Fab India sources its products from over 15000 craft persons and artisans across India. They
support the craft traditions of India by providing a market and thereby encourage and sustain
30

rural employment. Today they have retail outlets in all major cities of India - 85 at last count - in
addition to international stores in Rome, Italy; Dubai, UAE and Guangzhou, China.
Today FabIndia has expanded beyond textiles into furniture, stationery, pottery, organic foods
and body care products. All merchandise is sold under the single FabIndia brand and the
company owns all its stores as Bissell feels this helps the brand to maintain its identity. FabIndia
works closely with artisans and villagers to develop designs and colour palettes and to optimize
production techniques and raw material inputs. For the textiles, mostly natural fabrics and
vegetable dyes are used.
"We attract a specific type of customer and decided we want to give that customer the spectrum
of products," Bissell says of the product diversification strategy, adding that Fab India's
customers do not fit an age or demographic profile, but are a loyal base of people who want to
support craft.
But Bissell is also candid in admitting that some of the diversifications have had unexpected
problems. For example, Fab India's range of organic foods, which it launched in 2004, has a
limited audience and as it is perishable has a shorter shelf life than other FabIndia products.

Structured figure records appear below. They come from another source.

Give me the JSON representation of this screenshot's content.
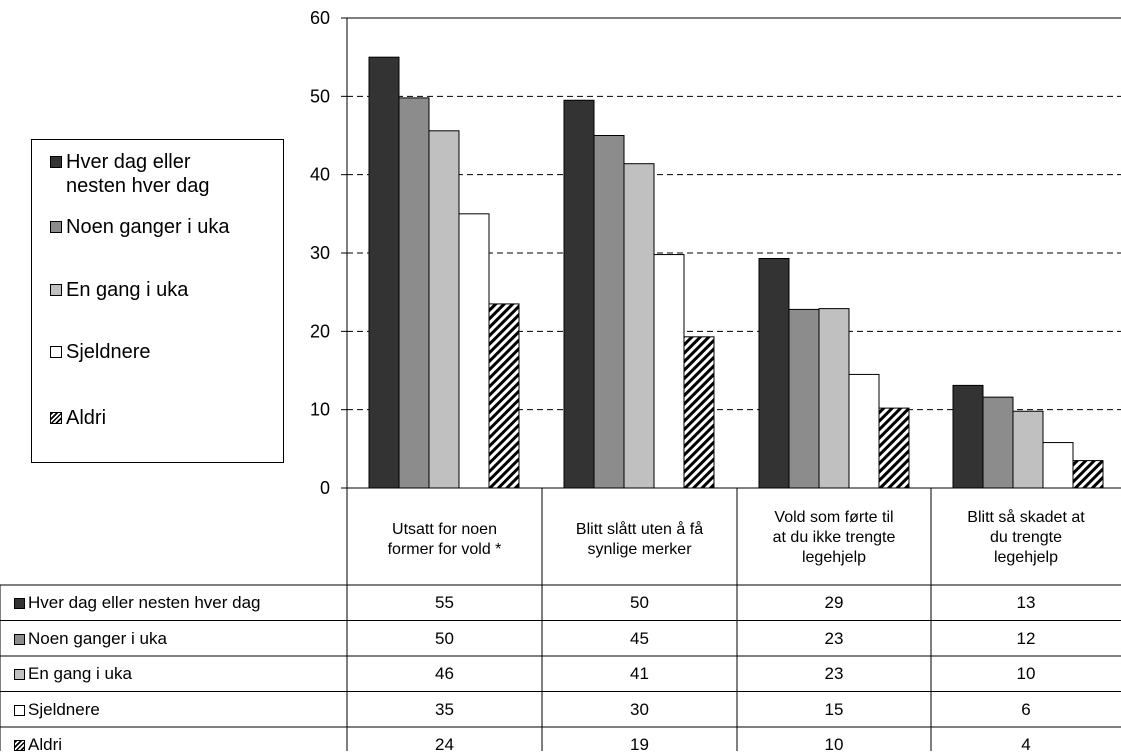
{
  "chart_data": {
    "type": "bar",
    "categories": [
      "Utsatt for noen\nformer for vold *",
      "Blitt slått uten å få\nsynlige merker",
      "Vold som førte til\nat du ikke trengte\nlegehjelp",
      "Blitt så skadet at\ndu trengte\nlegehjelp"
    ],
    "series": [
      {
        "name": "Hver dag eller nesten hver dag",
        "legend_label": "Hver dag eller\nnesten hver dag",
        "color": "#333333",
        "values": [
          55,
          50,
          29,
          13
        ],
        "bar_values": [
          55,
          49.5,
          29.3,
          13.1
        ]
      },
      {
        "name": "Noen ganger i uka",
        "legend_label": "Noen ganger i uka",
        "color": "#8c8c8c",
        "values": [
          50,
          45,
          23,
          12
        ],
        "bar_values": [
          49.8,
          45,
          22.8,
          11.6
        ]
      },
      {
        "name": "En gang i uka",
        "legend_label": "En gang i uka",
        "color": "#c0c0c0",
        "values": [
          46,
          41,
          23,
          10
        ],
        "bar_values": [
          45.6,
          41.4,
          22.9,
          9.8
        ]
      },
      {
        "name": "Sjeldnere",
        "legend_label": "Sjeldnere",
        "color": "#ffffff",
        "values": [
          35,
          30,
          15,
          6
        ],
        "bar_values": [
          35,
          29.8,
          14.5,
          5.8
        ]
      },
      {
        "name": "Aldri",
        "legend_label": "Aldri",
        "color": "hatched",
        "values": [
          24,
          19,
          10,
          4
        ],
        "bar_values": [
          23.5,
          19.3,
          10.2,
          3.5
        ]
      }
    ],
    "yticks": [
      "0",
      "10",
      "20",
      "30",
      "40",
      "50",
      "60"
    ],
    "ylim": [
      0,
      60
    ],
    "grid": "dashed-horizontal",
    "legend_position": "left",
    "data_table": true
  }
}
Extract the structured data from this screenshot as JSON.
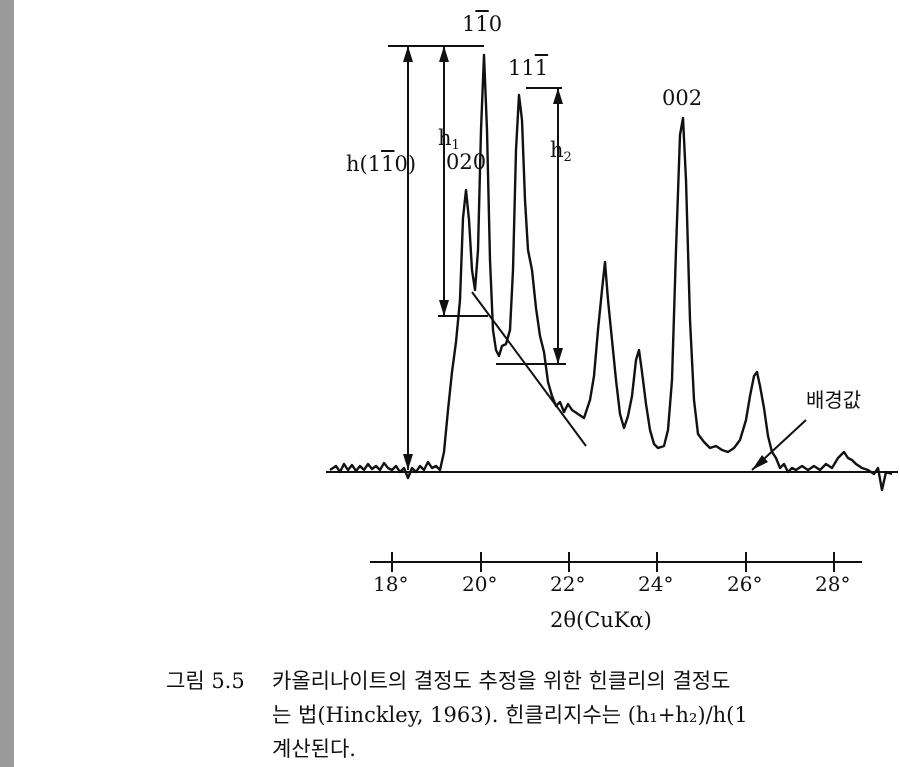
{
  "figure": {
    "peak_labels": {
      "p110bar": "110",
      "p111bar": "111",
      "p002": "002",
      "p020": "020"
    },
    "measure_labels": {
      "h110": "h(110)",
      "h1": "h",
      "h1_sub": "1",
      "h2": "h",
      "h2_sub": "2"
    },
    "background_label": "배경값",
    "xaxis": {
      "ticks": [
        "18°",
        "20°",
        "22°",
        "24°",
        "26°",
        "28°"
      ],
      "label": "2θ(CuKα)"
    }
  },
  "caption": {
    "number": "그림 5.5",
    "line1": "카올리나이트의 결정도 추정을 위한 힌클리의 결정도",
    "line2": "는 법(Hinckley, 1963). 힌클리지수는 (h₁+h₂)/h(1",
    "line3": "계산된다."
  }
}
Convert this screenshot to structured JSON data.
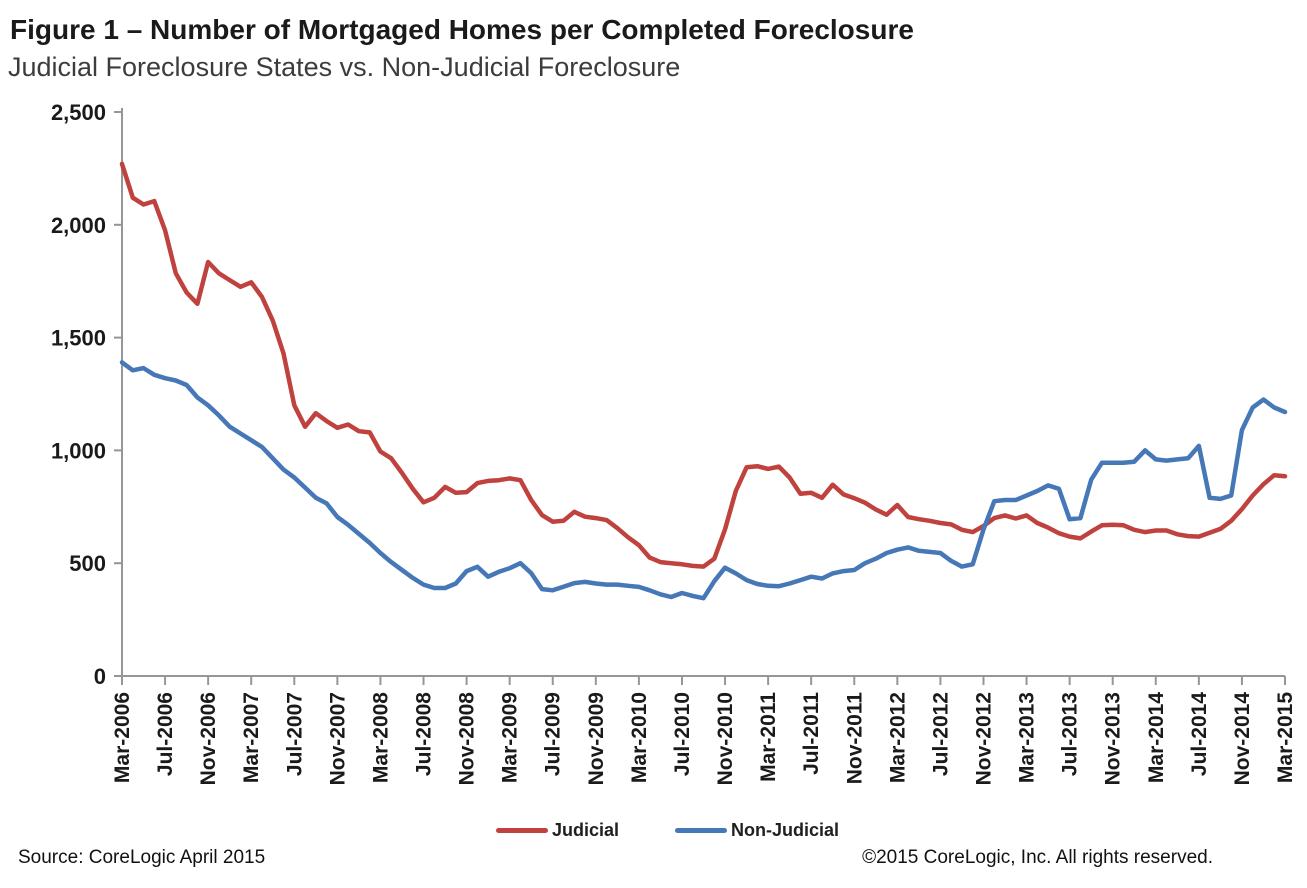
{
  "title": "Figure 1 – Number of Mortgaged Homes per Completed Foreclosure",
  "subtitle": "Judicial Foreclosure States vs. Non-Judicial Foreclosure",
  "footer": {
    "source": "Source: CoreLogic  April 2015",
    "copyright": "©2015 CoreLogic, Inc.  All rights reserved."
  },
  "legend": {
    "items": [
      {
        "label": "Judicial",
        "color": "#C0423F"
      },
      {
        "label": "Non-Judicial",
        "color": "#4678B7"
      }
    ]
  },
  "chart_data": {
    "type": "line",
    "title": "Figure 1 – Number of Mortgaged Homes per Completed Foreclosure",
    "subtitle": "Judicial Foreclosure States vs. Non-Judicial Foreclosure",
    "xlabel": "",
    "ylabel": "",
    "grid": false,
    "legend_position": "bottom-center",
    "x_axis": {
      "start_label": "Mar-2006",
      "end_label": "Mar-2015",
      "interval": "monthly",
      "tick_every_points": 4,
      "tick_labels": [
        "Mar-2006",
        "Jul-2006",
        "Nov-2006",
        "Mar-2007",
        "Jul-2007",
        "Nov-2007",
        "Mar-2008",
        "Jul-2008",
        "Nov-2008",
        "Mar-2009",
        "Jul-2009",
        "Nov-2009",
        "Mar-2010",
        "Jul-2010",
        "Nov-2010",
        "Mar-2011",
        "Jul-2011",
        "Nov-2011",
        "Mar-2012",
        "Jul-2012",
        "Nov-2012",
        "Mar-2013",
        "Jul-2013",
        "Nov-2013",
        "Mar-2014",
        "Jul-2014",
        "Nov-2014",
        "Mar-2015"
      ]
    },
    "y_axis": {
      "min": 0,
      "max": 2500,
      "ticks": [
        0,
        500,
        1000,
        1500,
        2000,
        2500
      ],
      "tick_labels": [
        "0",
        "500",
        "1,000",
        "1,500",
        "2,000",
        "2,500"
      ]
    },
    "axis_color": "#969696",
    "text_color": "#1a1a1a",
    "series": [
      {
        "name": "Judicial",
        "color": "#C0423F",
        "values": [
          2270,
          2120,
          2090,
          2105,
          1975,
          1785,
          1700,
          1650,
          1835,
          1785,
          1755,
          1725,
          1745,
          1680,
          1575,
          1430,
          1200,
          1105,
          1165,
          1130,
          1100,
          1115,
          1085,
          1080,
          995,
          965,
          900,
          830,
          770,
          790,
          838,
          812,
          815,
          855,
          865,
          868,
          876,
          868,
          780,
          713,
          684,
          688,
          728,
          706,
          700,
          691,
          655,
          615,
          580,
          525,
          505,
          500,
          495,
          488,
          485,
          520,
          650,
          820,
          925,
          930,
          918,
          928,
          880,
          808,
          812,
          790,
          848,
          805,
          788,
          768,
          738,
          715,
          758,
          705,
          695,
          688,
          678,
          672,
          648,
          638,
          665,
          700,
          712,
          698,
          712,
          678,
          658,
          633,
          618,
          610,
          640,
          668,
          670,
          668,
          648,
          638,
          645,
          645,
          628,
          620,
          618,
          635,
          652,
          688,
          740,
          800,
          850,
          890,
          885
        ]
      },
      {
        "name": "Non-Judicial",
        "color": "#4678B7",
        "values": [
          1390,
          1355,
          1365,
          1335,
          1320,
          1310,
          1290,
          1235,
          1200,
          1155,
          1105,
          1075,
          1045,
          1015,
          965,
          915,
          880,
          835,
          790,
          765,
          705,
          670,
          630,
          590,
          545,
          505,
          470,
          435,
          405,
          390,
          390,
          410,
          465,
          484,
          440,
          462,
          478,
          500,
          456,
          385,
          380,
          396,
          412,
          417,
          410,
          405,
          405,
          400,
          395,
          380,
          362,
          350,
          368,
          355,
          345,
          420,
          480,
          455,
          425,
          408,
          400,
          398,
          410,
          425,
          440,
          432,
          455,
          465,
          470,
          500,
          520,
          545,
          560,
          570,
          555,
          550,
          545,
          510,
          485,
          495,
          650,
          775,
          780,
          780,
          800,
          820,
          845,
          830,
          695,
          700,
          870,
          945,
          945,
          945,
          950,
          1000,
          960,
          955,
          960,
          965,
          1020,
          790,
          785,
          800,
          1090,
          1190,
          1225,
          1190,
          1170
        ]
      }
    ]
  }
}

FabIndia recently forayed overseas and has had some early success. For example, its store in the
Gulf has been quick to take off. But this has only reinforced Bissell's conviction that it is the
Indian Diaspora that makes FabIndia a profitable business. Penetrating overseas markets is a
"focus but not a large focus", says Bissell, who sees customers in India as the mainstay. The
business derives 90% of its revenues domestically. "Our global expansion will be targeted at
places where there are a large number of Indians," clarifies Bissell.
Bissell is clear that it is the firm's decision to stay focused over the decades of its existence that
is responsible for its success. "We have consistently operated in the niche we identified
initially," sums up Bissell, explaining the firm's philosophy. "We are like a restaurant which
serves only one kind of cuisine." And with takers abounding for that one type of cuisine, it is
clear Bissell is on to a good thing.

QUESTIONS:
1. What is the relationship between Fab India, the parent company and the subsidiaries - If the
subsidiaries have a claim on Fab Indias profits or just act as a supplier unit?
2. What do you think of the model that Bissel has proposed?
3. Would Fab India really is able to transfer the benefits to its artisans as they have proposed?
4. Fab Indias community-owned companies are converting artisans into assets while sharing the
benefits of growth with them .Explain?
5. Would Diversification in some other areas helps Fab India to provide better to its
shareholders- the artisan community?